The proponents of the legislation take pains to refer to the bill's supporters as "bipartisan", and I imagine it's no coincidence that the bill's eight co-sponsors include four Democrats and four Republicans. I think it's more accurate to say that the bill is nonpartisan than that it is bipartisan; there is really no overriding constitutional principle here except for a very narrowly-defined emphasis on states' rights (if you consider it a state right to put into place discriminatory laws regulating commerce). But what is at play, like last year, is money. The Wine Spectator found last year that beer and liquor wholesalers had made over $11 million in campaign donations over four years to House and Senate campaigns, a total that rose dramatically after the Granholm decision. In total, the organizations that supported HR 5034 outspent those that opposed it by a total of more than four to one.
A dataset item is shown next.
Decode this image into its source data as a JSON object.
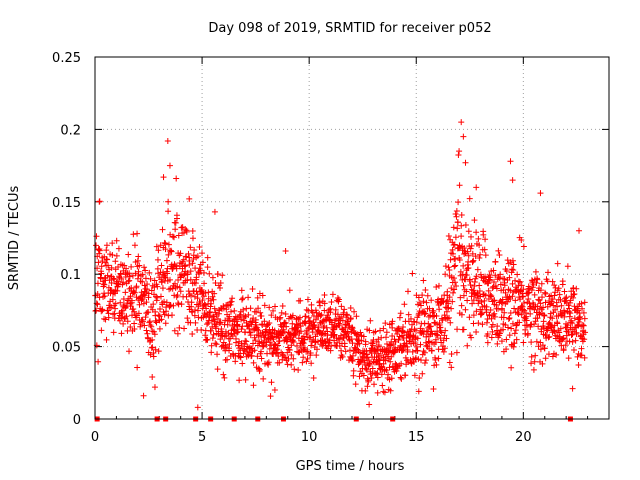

The risks of this year's bill are real. Last year, Nancy Pelosi (whose district contains dozens of wineries) was an important opponent of the legislation. With the change in leadership in the House, Pelosi's influence is diminished while new Speaker John Boehner's position on the bill is unknown. I urge wineries and wine lovers not to be complacent about the act's prospects. With the money at stake, wholesalers' organizations are committed to protecting their interests over the long haul, and are willing to continue to pour money at legislators to ensure that their opinions are heard.
Join Free the Grapes to get involved
There are two important actions we can all encourage. First, we in the wine industry need to continue to spread the word that this bill is a threat not just to the livelihoods of family wineries but also an anticompetitive piece of legislation that will raise prices and dramatically reduce availability of wines for consumers around the country. And the second is to make sure that our congressional representatives know that we're watching. As usual, the Web site Free the Grapes has great tools to make this easier, principal of which is a form with a customizable letter that will be sent automatically to your congressional representatives. I have already reached out to Representative Kevin McCarthy (whose insight and behind-the-scenes work last year was welcome) and will let readers know what I hear back.